Liesel Meminger parte con la madre e il fratellino, diretta verso un sobborgo di Monaco di Baviera: suo padre è stato incarcerato, reo di aderire al comunismo, e la madre ha scelto per i suoi figli una vita non certo agiata ma comunque più sicura, lasciandoli in adozione presso una famiglia tedesca. Il fratello, però, si ammala durante il viaggio e muore: Liesel si ritrova così in un mondo a lei completamente sconosciuto, spaventata e priva dei suoi affetti. Nella nuova famiglia saprà però trovare l’amore di Papà, che da subito l’accudisce, e anche quello di Mamma, nonostante i suoi modi burberi. Impara perfino a leggere, riuscendo a rubare un libro. La vita famigliare cambia totalmente quando suo padre decide di accogliere e nascondere un ebreo nella loro cantina: la guerra è iniziata, e a Molching niente sarà più come prima.

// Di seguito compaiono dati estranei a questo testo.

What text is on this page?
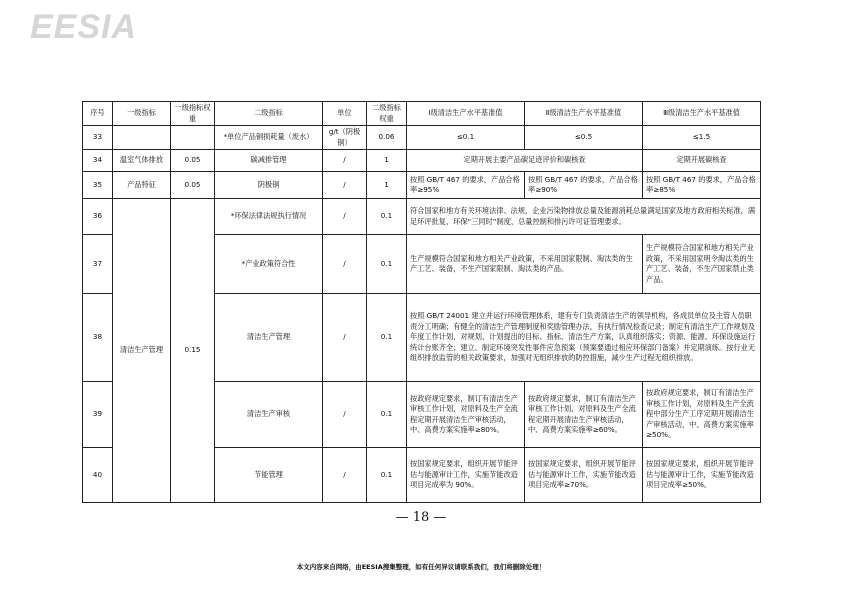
EESIA
序号	一级指标	一级指标权重	二级指标	单位	二级指标权重	Ⅰ级清洁生产水平基准值	Ⅱ级清洁生产水平基准值	Ⅲ级清洁生产水平基准值
33			*单位产品铜损耗量（废水）	g/t（阴极铜）	0.06	≤0.1	≤0.5	≤1.5
34	温室气体排放	0.05	碳减排管理	/	1	定期开展主要产品碳足迹评价和碳核查		定期开展碳核查
35	产品特征	0.05	阴极铜	/	1	按照 GB/T 467 的要求，产品合格率≥95%	按照 GB/T 467 的要求，产品合格率≥90%	按照 GB/T 467 的要求，产品合格率≥85%
36	清洁生产管理	0.15	*环保法律法规执行情况	/	0.1	符合国家和地方有关环境法律、法规，企业污染物排放总量及能源消耗总量满足国家及地方政府相关标准，满足环评批复、环保“三同时”制度、总量控制和排污许可证管理要求。		
37			*产业政策符合性	/	0.1	生产规模符合国家和地方相关产业政策，不采用国家限制、淘汰类的生产工艺、装备，不生产国家限制、淘汰类的产品。		生产规模符合国家和地方相关产业政策，不采用国家明令淘汰类的生产工艺、装备，不生产国家禁止类产品。
38			清洁生产管理	/	0.1	按照 GB/T 24001 建立并运行环境管理体系，建有专门负责清洁生产的领导机构，各成员单位及主管人员职责分工明确；有健全的清洁生产管理制度和奖励管理办法，有执行情况检查记录；制定有清洁生产工作规划及年度工作计划，对规划、计划提出的目标、指标、清洁生产方案，认真组织落实；资源、能源、环保设施运行统计台账齐全；建立、制定环境突发性事件应急预案（预案要通过相应环保部门备案）并定期演练。按行业无组织排放监管的相关政策要求，加强对无组织排放的防控措施，减少生产过程无组织排放。		
39			清洁生产审核	/	0.1	按政府规定要求，制订有清洁生产审核工作计划，对原料及生产全流程定期开展清洁生产审核活动，中、高费方案实施率≥80%。	按政府规定要求，制订有清洁生产审核工作计划，对原料及生产全流程定期开展清洁生产审核活动，中、高费方案实施率≥60%。	按政府规定要求，制订有清洁生产审核工作计划，对原料及生产全流程中部分生产工序定期开展清洁生产审核活动，中、高费方案实施率≥50%。
40			节能管理	/	0.1	按国家规定要求，组织开展节能评估与能源审计工作，实施节能改造项目完成率为 90%。	按国家规定要求，组织开展节能评估与能源审计工作，实施节能改造项目完成率≥70%。	按国家规定要求，组织开展节能评估与能源审计工作，实施节能改造项目完成率≥50%。
— 18 —
本文内容来自网络，由EESIA搜集整理，如有任何异议请联系我们，我们将删除处理！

Il titolo di questo romanzo è meraviglioso: io non avrei mai immaginato un personaggio talmente attratto dai libri (e inizialmente in modo inspiegabile, dato che la protagonista non sa leggere e ruba un manuale per becchini) da iniziare a salvarne quanti è in suo potere, dal rileggerli in continuazione fino a imparare una lingua sconosciuta, dal far diventare un oggetto il simbolo della propria esistenza. Quando dico che questo libro mi ha emozionato non intendo dire che ho pianto leggendo il triste epilogo: no, mi ha commosso, mi ha toccato nel profondo, perché ogni particolare è al tempo stesso delicato e pungente, portatore di una traccia di riflessione. La vicenda inizia nel 1942, la guerra è già iniziata da tre anni, eppure, nonostante si soffra la fame, nonostante aleggi lo spettro di quanto sta accadendo a chi non è tedesco, il conflitto non riesce a raggiungere il lettore.

Non ho capito bene come l’autore ci sia riuscito, ma attraverso il racconto delle giornate di Liesel, della sua profonda amicizia con Rudy, il coetaneo vicino di casa, del suo rapporto con la famiglia, i vicini, con Max, l’ebreo nascosto, la guerra c’è nella sua brutalità, ma sembra quasi appiattita dalla forza d’animo e dalla positività della ragazzina, che lotta strenuamente, quasi senza rendersene conto, inondando chiunque le stia vicino con la sua inconsapevole speranza, la sua luce. Anche il narratore, la Morte, ne è affascinato.